At this point, the pipeline pauses for user input prior to proceeding:

Validation

With the new version of the application available via the “Test” listener, the pipeline stops and awaits user input to proceed. This step represents a validation and/or approval step in the deployment workflow. The new version is validated and if deemed fit, the pipeline would proceed to swap the “Live Listener” to point to this version.

Swap live listener

Post validation and approval, the pipeline now moves to adjust the “Live” listener to send traffic, it receives, to the green target group. This step actually achieves the green deployment and the new version of the application is now available for live traffic. This step also moves the previous deployment (blue) to the “Test” listener. From an ECS perspective, at this stage, there are two deployments, essentially, doubling the number of running tasks.

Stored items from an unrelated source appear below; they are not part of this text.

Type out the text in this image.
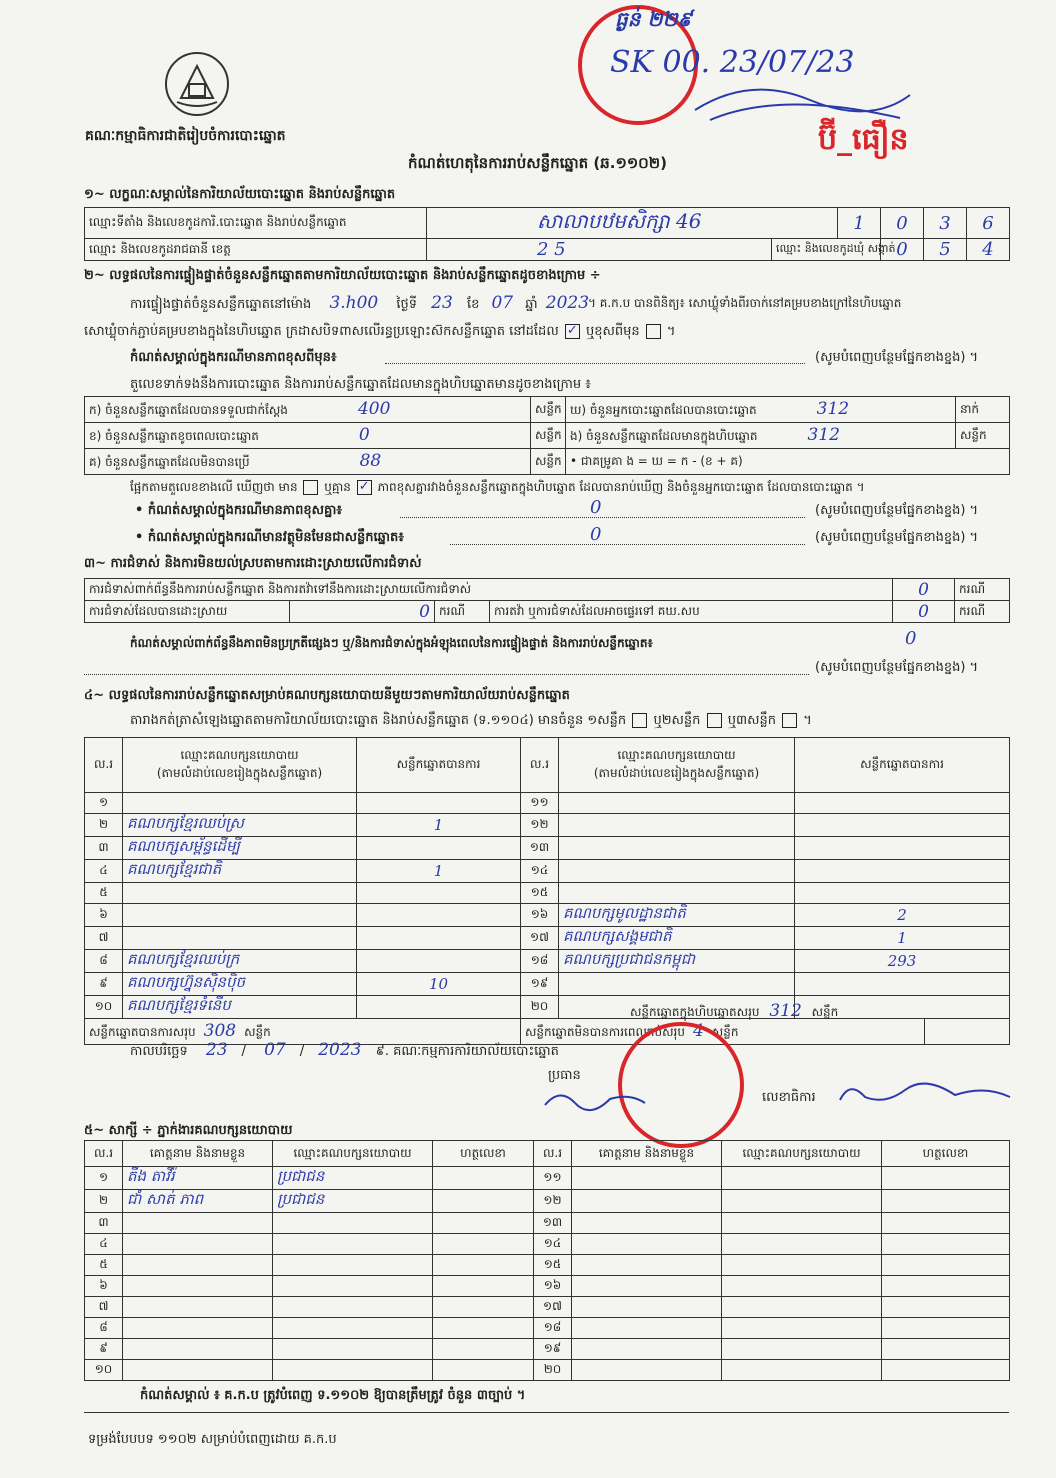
គណៈកម្មាធិការជាតិរៀបចំការបោះឆ្នោត
ធ្ងន់ ២២៩
SK 00. 23/07/23
ប៊ី_ធឿន
កំណត់ហេតុនៃការរាប់សន្លឹកឆ្នោត (ឆ.១១០២)
១~ លក្ខណៈសម្គាល់នៃការិយាល័យបោះឆ្នោត និងរាប់សន្លឹកឆ្នោត
ឈ្មោះទីតាំង និងលេខកូដការិ.បោះឆ្នោត និងរាប់សន្លឹកឆ្នោត	សាលាបឋមសិក្សា 46		1	0	3	6
ឈ្មោះ និងលេខកូដរាជធានី ខេត្ត	2 5	ឈ្មោះ និងលេខកូដឃុំ សង្កាត់		0	5	4
២~ លទ្ធផលនៃការផ្ទៀងផ្ទាត់ចំនួនសន្លឹកឆ្នោតតាមការិយាល័យបោះឆ្នោត និងរាប់សន្លឹកឆ្នោតដូចខាងក្រោម ÷
ការផ្ទៀងផ្ទាត់ចំនួនសន្លឹកឆ្នោតនៅម៉ោង 3.h00 ថ្ងៃទី 23 ខែ 07 ឆ្នាំ 2023
។ គ.ក.ប បានពិនិត្យ៖ សោឃ្លុំទាំងពីរចាក់នៅគម្របខាងក្រៅនៃហិបឆ្នោត
សោឃ្លុំចាក់ភ្ជាប់គម្របខាងក្នុងនៃហិបឆ្នោត ក្រដាសបិទពាសលើរន្ធប្រឡោះស៊កសន្លឹកឆ្នោត នៅដដែល ✓ ឬខុសពីមុន  ។
កំណត់សម្គាល់ក្នុងករណីមានភាពខុសពីមុន៖	(សូមបំពេញបន្ថែមផ្នែកខាងខ្នង) ។
តួលេខទាក់ទងនឹងការបោះឆ្នោត និងការរាប់សន្លឹកឆ្នោតដែលមានក្នុងហិបឆ្នោតមានដូចខាងក្រោម ៖
ក) ចំនួនសន្លឹកឆ្នោតដែលបានទទួលជាក់ស្តែង 400	សន្លឹក	ឃ) ចំនួនអ្នកបោះឆ្នោតដែលបានបោះឆ្នោត 312	នាក់
ខ) ចំនួនសន្លឹកឆ្នោតខូចពេលបោះឆ្នោត 0	សន្លឹក	ង) ចំនួនសន្លឹកឆ្នោតដែលមានក្នុងហិបឆ្នោត 312	សន្លឹក
គ) ចំនួនសន្លឹកឆ្នោតដែលមិនបានប្រើ 88	សន្លឹក	• ជាគម្រូគា ង = ឃ = ក - (ខ + គ)	
ផ្អែកតាមតួលេខខាងលើ ឃើញថា មាន ឬគ្មាន ✓ ភាពខុសគ្នារវាងចំនួនសន្លឹកឆ្នោតក្នុងហិបឆ្នោត ដែលបានរាប់ឃើញ និងចំនួនអ្នកបោះឆ្នោត ដែលបានបោះឆ្នោត ។
• កំណត់សម្គាល់ក្នុងករណីមានភាពខុសគ្នា៖	0	(សូមបំពេញបន្ថែមផ្នែកខាងខ្នង) ។
• កំណត់សម្គាល់ក្នុងករណីមានវត្ថុមិនមែនជាសន្លឹកឆ្នោត៖	0	(សូមបំពេញបន្ថែមផ្នែកខាងខ្នង) ។
៣~ ការជំទាស់ និងការមិនយល់ស្របតាមការដោះស្រាយលើការជំទាស់
ការជំទាស់ពាក់ព័ន្ធនឹងការរាប់សន្លឹកឆ្នោត និងការតវ៉ាទៅនឹងការដោះស្រាយលើការជំទាស់				0	ករណី
ការជំទាស់ដែលបានដោះស្រាយ	0	ករណី	ការតវ៉ា ឬការជំទាស់ដែលអាចផ្ទេរទៅ គឃ.សប	0	ករណី
កំណត់សម្គាល់ពាក់ព័ន្ធនឹងភាពមិនប្រក្រតីផ្សេងៗ ឬ/និងការជំទាស់ក្នុងអំឡុងពេលនៃការផ្ទៀងផ្ទាត់ និងការរាប់សន្លឹកឆ្នោត៖	0
(សូមបំពេញបន្ថែមផ្នែកខាងខ្នង) ។
៤~ លទ្ធផលនៃការរាប់សន្លឹកឆ្នោតសម្រាប់គណបក្សនយោបាយនីមួយៗតាមការិយាល័យរាប់សន្លឹកឆ្នោត
តារាងកត់ត្រាសំឡេងឆ្នោតតាមការិយាល័យបោះឆ្នោត និងរាប់សន្លឹកឆ្នោត (ទ.១១០៤) មានចំនួន ១សន្លឹក ឬ២សន្លឹក ឬ៣សន្លឹក  ។
ល.រ	ឈ្មោះគណបក្សនយោបាយ
(តាមលំដាប់លេខរៀងក្នុងសន្លឹកឆ្នោត)	សន្លឹកឆ្នោតបានការ	ល.រ	ឈ្មោះគណបក្សនយោបាយ
(តាមលំដាប់លេខរៀងក្នុងសន្លឹកឆ្នោត)	សន្លឹកឆ្នោតបានការ	
១			១១			
២	គណបក្សខ្មែរឈប់ស្រ	1	១២			
៣	គណបក្សសម្ព័ន្ធដើម្បី		១៣			
៤	គណបក្សខ្មែរជាតិ	1	១៤			
៥			១៥			
៦			១៦	គណបក្សមូលដ្ឋានជាតិ	2	
៧			១៧	គណបក្សសង្គមជាតិ	1	
៨	គណបក្សខ្មែរឈប់ក្រ		១៨	គណបក្សប្រជាជនកម្ពុជា	293	
៩	គណបក្សហ្វ៊ុនស៊ិនប៉ិច	10	១៩			
១០	គណបក្សខ្មែរទំនើប		២០			
សន្លឹកឆ្នោតបានការសរុប 308 សន្លឹក			សន្លឹកឆ្នោតមិនបានការពេលរាប់សរុប 4 សន្លឹក			
សន្លឹកឆ្នោតក្នុងហិបឆ្នោតសរុប 312 សន្លឹក
កាលបរិច្ឆេទ 23 / 07 / 2023 ៩. គណៈកម្មការការិយាល័យបោះឆ្នោត
ប្រធាន
លេខាធិការ
៥~ សាក្សី ÷ ភ្នាក់ងារគណបក្សនយោបាយ
ល.រ	គោត្តនាម និងនាមខ្លួន	ឈ្មោះគណបក្សនយោបាយ	ហត្ថលេខា	ល.រ	គោត្តនាម និងនាមខ្លួន	ឈ្មោះគណបក្សនយោបាយ	ហត្ថលេខា
១	តឹង តាវីរ៉	ប្រជាជន		១១			
២	ជាំ សាត់ ភាព	ប្រជាជន		១២			
៣				១៣			
៤				១៤			
៥				១៥			
៦				១៦			
៧				១៧			
៨				១៨			
៩				១៩			
១០				២០			
កំណត់សម្គាល់ ៖ គ.ក.ប ត្រូវបំពេញ ទ.១១០២ ឱ្យបានត្រឹមត្រូវ ចំនួន ៣ច្បាប់ ។
ទម្រង់បែបបទ ១១០២ សម្រាប់បំពេញដោយ គ.ក.ប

Logically, the view from ALB and listener looks like:

The build pipeline pauses again for user input. As the next stages would delete the previous deployment, it is imperative that the new version is considered fully stable. If an issue is detected in the current deployment, a reversion back to the previous version is as simple as setting the weight on the live listener back to the blue target group.

Cleanup

Based on user input, the pipeline runs through the final stages to delete the previous deployment and marks the task definition inactive. This, in turn, brings the number of tasks down to the intended level, as well.

  • Delete previous task set.
  • Mark the previous task definition inactive.

Conclusion

AWS CodeDeploy has enabled teams to adopt blue/green deployments for ECS services with little custom work. Prior to the introduction of “external controller,” teams using other CI/CD tools had to introduce an additional ECS service to achieve the same goal. This blog post covers how an “external controller” can be built using Jenkins, giving teams the flexibility to use their existing CI/CD tools.